Run `pleno-dlp list` for the live list and `pleno-dlp describe <name>`
for the option sheet.

### Capabilities

A connector advertises one or more capabilities:

* `Capability.SOURCE` — implements the `Connector` Protocol
  (`discover` / `fetch` / `capabilities`). Every shipped connector has
  this.
* `Capability.DETECT` — implements the `Detector` Protocol
  (`detect(doc) -> AsyncIterator[Finding]`). Every shipped connector
  has this; the engine choice is configured via
  ``--option engine=…``.
* `Capability.VERIFY` — implements the `Verifier` Protocol
  (`verify(secret) -> VerifyResult`). Today: **github** (probes
  `GET /user`).
* `Capability.REVOKE` — implements the `Revoker` Protocol
  (`revoke(secret) -> RevokeResult`). Reserved; no built-in connector
  has this yet — providers without a programmatic revoke endpoint
  should leave it unset and document the manual rotation flow.

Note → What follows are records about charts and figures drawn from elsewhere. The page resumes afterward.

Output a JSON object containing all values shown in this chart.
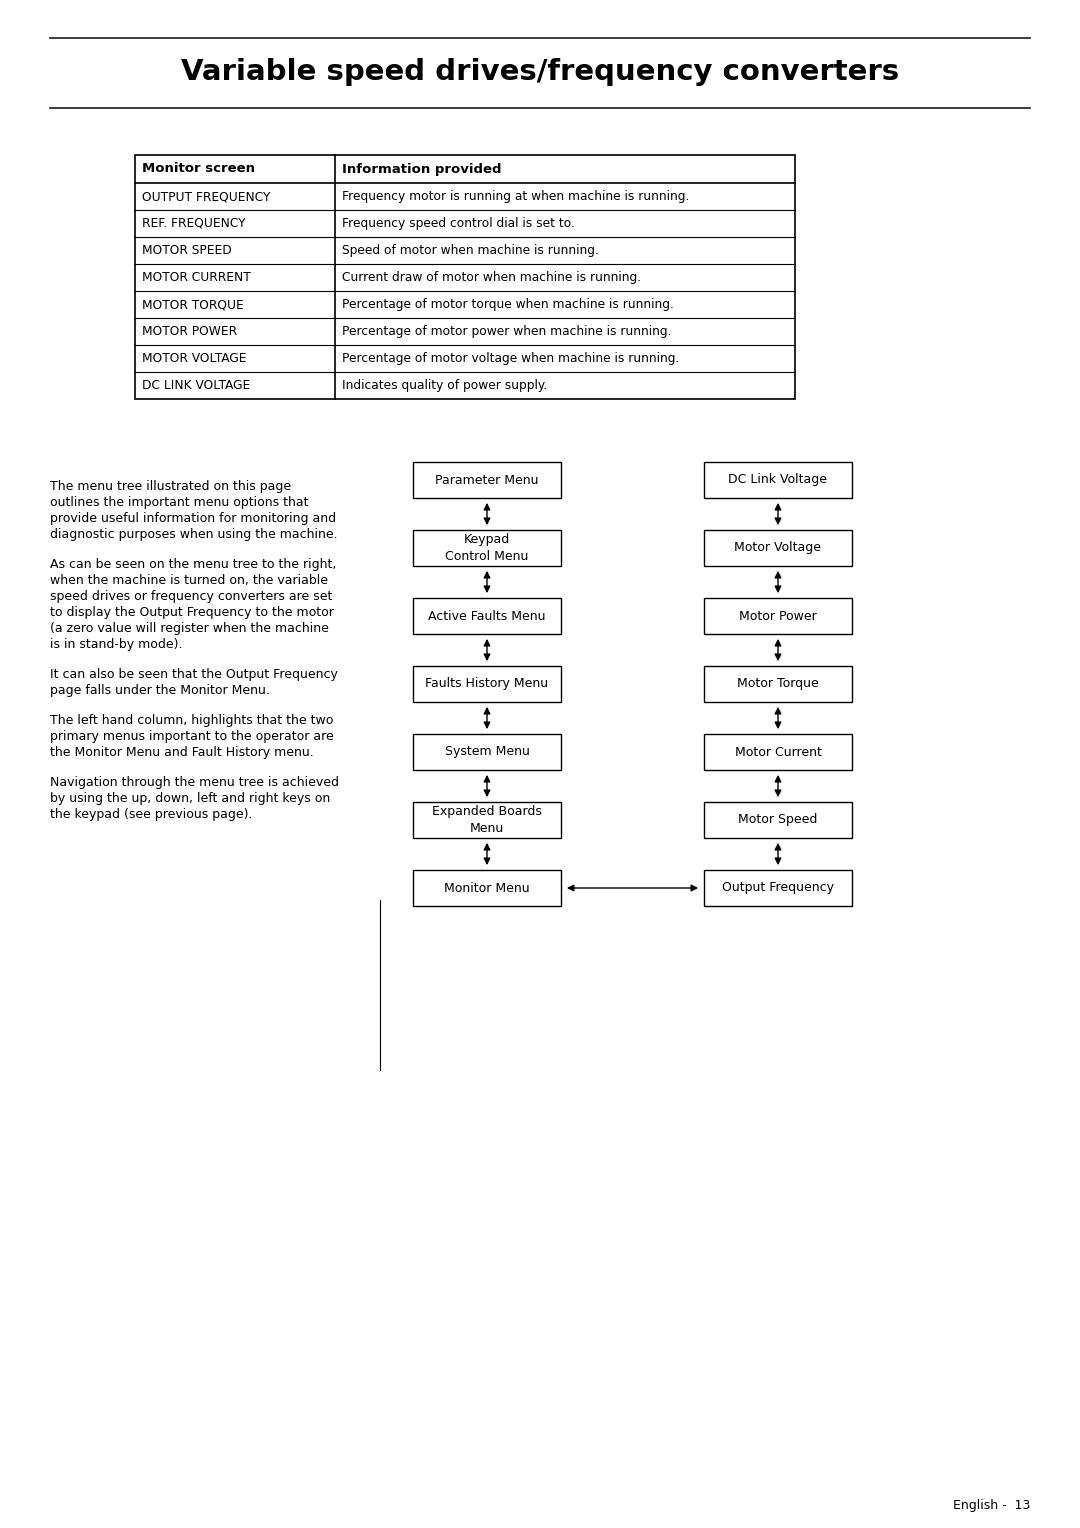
{
  "title": "Variable speed drives/frequency converters",
  "bg_color": "#ffffff",
  "title_color": "#000000",
  "title_fontsize": 21,
  "table_headers": [
    "Monitor screen",
    "Information provided"
  ],
  "table_rows": [
    [
      "OUTPUT FREQUENCY",
      "Frequency motor is running at when machine is running."
    ],
    [
      "REF. FREQUENCY",
      "Frequency speed control dial is set to."
    ],
    [
      "MOTOR SPEED",
      "Speed of motor when machine is running."
    ],
    [
      "MOTOR CURRENT",
      "Current draw of motor when machine is running."
    ],
    [
      "MOTOR TORQUE",
      "Percentage of motor torque when machine is running."
    ],
    [
      "MOTOR POWER",
      "Percentage of motor power when machine is running."
    ],
    [
      "MOTOR VOLTAGE",
      "Percentage of motor voltage when machine is running."
    ],
    [
      "DC LINK VOLTAGE",
      "Indicates quality of power supply."
    ]
  ],
  "body_paragraphs": [
    "The menu tree illustrated on this page outlines the important menu options that provide useful information for monitoring and diagnostic purposes when using the machine.",
    "As can be seen on the menu tree to the right, when the machine is turned on, the variable speed drives or frequency converters are set to display the Output Frequency to the motor (a zero value will register when the machine is in stand-by mode).",
    "It can also be seen that the Output Frequency page falls under the Monitor Menu.",
    "The left hand column, highlights that the two primary menus important to the operator are the Monitor Menu and Fault History menu.",
    "Navigation through the menu tree is achieved by using the up, down, left and right keys on the keypad (see previous page)."
  ],
  "left_boxes": [
    "Parameter Menu",
    "Keypad\nControl Menu",
    "Active Faults Menu",
    "Faults History Menu",
    "System Menu",
    "Expanded Boards\nMenu",
    "Monitor Menu"
  ],
  "right_boxes": [
    "DC Link Voltage",
    "Motor Voltage",
    "Motor Power",
    "Motor Torque",
    "Motor Current",
    "Motor Speed",
    "Output Frequency"
  ],
  "footer_text": "English -  13"
}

`pleno-dlp verify <connector> --token …` exercises `VERIFY`. Exit
codes: `0` = LIVE, `1` = REVOKED, `2` = UNKNOWN/unsupported.

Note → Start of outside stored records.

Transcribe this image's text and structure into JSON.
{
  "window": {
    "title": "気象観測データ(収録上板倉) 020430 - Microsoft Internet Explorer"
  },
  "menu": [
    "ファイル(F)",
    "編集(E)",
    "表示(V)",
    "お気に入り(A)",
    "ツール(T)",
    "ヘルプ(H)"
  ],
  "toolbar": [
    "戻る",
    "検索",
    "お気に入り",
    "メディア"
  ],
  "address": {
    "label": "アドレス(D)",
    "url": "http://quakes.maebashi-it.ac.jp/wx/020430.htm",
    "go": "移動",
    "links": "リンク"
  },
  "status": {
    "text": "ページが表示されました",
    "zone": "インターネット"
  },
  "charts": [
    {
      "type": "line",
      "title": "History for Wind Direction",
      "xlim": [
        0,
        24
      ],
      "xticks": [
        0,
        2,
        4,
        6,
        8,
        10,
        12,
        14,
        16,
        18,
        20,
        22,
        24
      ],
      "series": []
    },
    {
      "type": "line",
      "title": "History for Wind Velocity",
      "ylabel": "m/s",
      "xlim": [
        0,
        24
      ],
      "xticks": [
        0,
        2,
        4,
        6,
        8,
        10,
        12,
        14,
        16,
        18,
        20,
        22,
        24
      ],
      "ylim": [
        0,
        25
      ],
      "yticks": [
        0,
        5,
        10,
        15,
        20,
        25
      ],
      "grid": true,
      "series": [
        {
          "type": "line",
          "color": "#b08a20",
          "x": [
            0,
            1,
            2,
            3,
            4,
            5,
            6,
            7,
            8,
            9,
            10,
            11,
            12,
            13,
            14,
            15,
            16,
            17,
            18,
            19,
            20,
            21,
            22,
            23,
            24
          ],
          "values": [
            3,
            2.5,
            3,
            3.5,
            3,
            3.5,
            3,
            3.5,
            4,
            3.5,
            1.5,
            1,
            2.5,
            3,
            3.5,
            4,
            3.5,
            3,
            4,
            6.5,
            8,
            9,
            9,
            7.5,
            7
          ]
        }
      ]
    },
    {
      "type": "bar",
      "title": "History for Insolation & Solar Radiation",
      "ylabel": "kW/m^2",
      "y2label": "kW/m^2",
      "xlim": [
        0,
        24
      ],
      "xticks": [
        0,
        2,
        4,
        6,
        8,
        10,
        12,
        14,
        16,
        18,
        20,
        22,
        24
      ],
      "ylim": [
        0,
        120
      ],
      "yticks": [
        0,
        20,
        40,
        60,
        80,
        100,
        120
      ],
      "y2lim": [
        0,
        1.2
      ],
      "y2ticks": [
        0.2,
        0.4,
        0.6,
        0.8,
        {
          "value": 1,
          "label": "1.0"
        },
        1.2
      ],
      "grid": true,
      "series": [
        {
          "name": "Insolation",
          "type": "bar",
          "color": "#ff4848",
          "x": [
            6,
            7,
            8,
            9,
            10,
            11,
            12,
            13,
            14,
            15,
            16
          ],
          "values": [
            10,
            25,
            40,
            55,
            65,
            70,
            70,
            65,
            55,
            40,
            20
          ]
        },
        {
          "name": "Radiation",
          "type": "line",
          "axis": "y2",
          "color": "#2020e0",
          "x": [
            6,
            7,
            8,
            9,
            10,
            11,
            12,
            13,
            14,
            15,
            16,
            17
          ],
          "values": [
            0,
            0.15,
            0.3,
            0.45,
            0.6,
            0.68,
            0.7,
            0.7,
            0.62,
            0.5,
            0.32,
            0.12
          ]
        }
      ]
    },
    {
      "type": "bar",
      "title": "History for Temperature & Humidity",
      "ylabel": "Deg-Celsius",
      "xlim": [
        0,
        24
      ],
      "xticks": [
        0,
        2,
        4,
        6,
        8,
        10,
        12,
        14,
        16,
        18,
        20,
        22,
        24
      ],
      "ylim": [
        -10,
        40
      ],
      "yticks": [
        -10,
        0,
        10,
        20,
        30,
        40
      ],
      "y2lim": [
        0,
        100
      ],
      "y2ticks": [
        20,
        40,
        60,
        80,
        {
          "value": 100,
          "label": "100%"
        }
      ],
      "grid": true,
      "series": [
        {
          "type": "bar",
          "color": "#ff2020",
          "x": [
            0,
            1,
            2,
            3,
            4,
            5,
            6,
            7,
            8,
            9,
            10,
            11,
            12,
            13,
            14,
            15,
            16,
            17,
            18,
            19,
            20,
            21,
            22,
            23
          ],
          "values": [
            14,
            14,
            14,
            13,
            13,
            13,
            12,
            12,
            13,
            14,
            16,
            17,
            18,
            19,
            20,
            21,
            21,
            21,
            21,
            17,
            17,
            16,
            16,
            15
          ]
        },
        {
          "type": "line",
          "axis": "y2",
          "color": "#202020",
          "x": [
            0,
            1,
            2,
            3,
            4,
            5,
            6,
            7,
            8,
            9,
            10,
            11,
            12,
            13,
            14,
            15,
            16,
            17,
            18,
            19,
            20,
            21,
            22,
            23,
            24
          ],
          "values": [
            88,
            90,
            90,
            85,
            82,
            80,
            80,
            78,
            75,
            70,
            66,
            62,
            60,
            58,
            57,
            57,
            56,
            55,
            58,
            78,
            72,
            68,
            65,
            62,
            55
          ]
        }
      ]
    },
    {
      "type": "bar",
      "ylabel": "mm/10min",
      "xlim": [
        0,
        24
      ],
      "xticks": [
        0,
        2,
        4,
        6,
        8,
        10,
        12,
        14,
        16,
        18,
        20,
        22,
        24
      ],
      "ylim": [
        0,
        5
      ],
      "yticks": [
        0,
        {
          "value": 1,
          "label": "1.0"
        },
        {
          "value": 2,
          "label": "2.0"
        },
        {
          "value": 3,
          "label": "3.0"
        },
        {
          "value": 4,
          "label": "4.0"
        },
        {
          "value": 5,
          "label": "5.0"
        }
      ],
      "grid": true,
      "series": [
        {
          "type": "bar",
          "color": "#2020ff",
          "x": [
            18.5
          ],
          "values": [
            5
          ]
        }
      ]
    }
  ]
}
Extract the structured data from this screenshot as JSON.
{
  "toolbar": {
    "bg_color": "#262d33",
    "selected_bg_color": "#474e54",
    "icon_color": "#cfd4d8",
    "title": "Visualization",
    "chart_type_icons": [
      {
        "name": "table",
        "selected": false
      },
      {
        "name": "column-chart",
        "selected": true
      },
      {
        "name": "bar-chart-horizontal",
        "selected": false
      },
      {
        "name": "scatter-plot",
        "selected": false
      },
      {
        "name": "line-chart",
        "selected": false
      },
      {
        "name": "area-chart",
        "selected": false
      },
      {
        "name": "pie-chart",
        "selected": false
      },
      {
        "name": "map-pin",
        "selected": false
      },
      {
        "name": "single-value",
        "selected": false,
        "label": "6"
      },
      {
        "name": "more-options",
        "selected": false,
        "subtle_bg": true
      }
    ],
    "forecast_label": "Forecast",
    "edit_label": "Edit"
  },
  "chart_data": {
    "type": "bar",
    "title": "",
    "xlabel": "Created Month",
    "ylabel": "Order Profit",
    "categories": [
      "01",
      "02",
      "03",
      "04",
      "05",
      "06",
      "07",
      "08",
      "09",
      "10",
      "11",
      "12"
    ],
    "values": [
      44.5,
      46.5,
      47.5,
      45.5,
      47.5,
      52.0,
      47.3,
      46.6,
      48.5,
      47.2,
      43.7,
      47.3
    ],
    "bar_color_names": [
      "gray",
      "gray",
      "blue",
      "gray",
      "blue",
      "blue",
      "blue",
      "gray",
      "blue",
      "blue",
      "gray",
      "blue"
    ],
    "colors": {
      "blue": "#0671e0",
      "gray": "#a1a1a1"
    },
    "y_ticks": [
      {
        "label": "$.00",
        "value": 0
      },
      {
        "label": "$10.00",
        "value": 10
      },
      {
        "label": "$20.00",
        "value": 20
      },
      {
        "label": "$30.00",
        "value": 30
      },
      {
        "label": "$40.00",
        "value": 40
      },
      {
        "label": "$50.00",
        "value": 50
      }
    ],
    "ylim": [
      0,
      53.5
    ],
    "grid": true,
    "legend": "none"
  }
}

### Adding a new connector

1. Create `python/src/pleno_dlp/connectors/<name>.py`. Subclass
   ``DetectViaEngineMixin`` from ``pleno_dlp.connectors._detect`` so
   ``detect()`` and the ``engine`` kwarg come for free.
2. Implement the `Connector` Protocol (`discover`, `fetch`,
   `discover_and_fetch`, `capabilities`, `close`). Keep one
   `httpx.AsyncClient` per instance. Call ``self._init_engine(engine)``
   from your ``__init__`` and ``await self._close_engine()`` from your
   ``close()``. Optionally add `verify(secret)` / `revoke(secret)`
   for lifecycle support.
3. Declare a `spec: ClassVar[ConnectorSpec] = ConnectorSpec(...)`
   with `name`, `kind`, `summary`, `capabilities` (defaults to
   ``{SOURCE, DETECT}`` — extend with ``VERIFY`` / ``REVOKE`` as
   you implement them), `auth_modes`, `resources`, `options` (every
   `__init__` kwarg, including `DETECT_ENGINE_OPTION` from
   ``_detect``), and `runtime` (a `Capabilities` describing
   incremental / streaming / concurrency).
4. End the module with `registry.register("<name>", <Class>)`.
5. Wire the import in `pleno_dlp/connectors/__init__.py`.
6. Add fixtures + tests under `python/tests/connectors/test_<name>.py`
   using `httpx.MockTransport`.

Once the spec lands, `pleno-dlp scan <name> --engine <engine>`,
`pleno-dlp verify <name>`, `pleno-dlp list`, and
`pleno-dlp describe` all work without touching the CLI.

## Release

Tag `py-vX.Y.Z` triggers PyPI trusted publishing via GitHub Actions.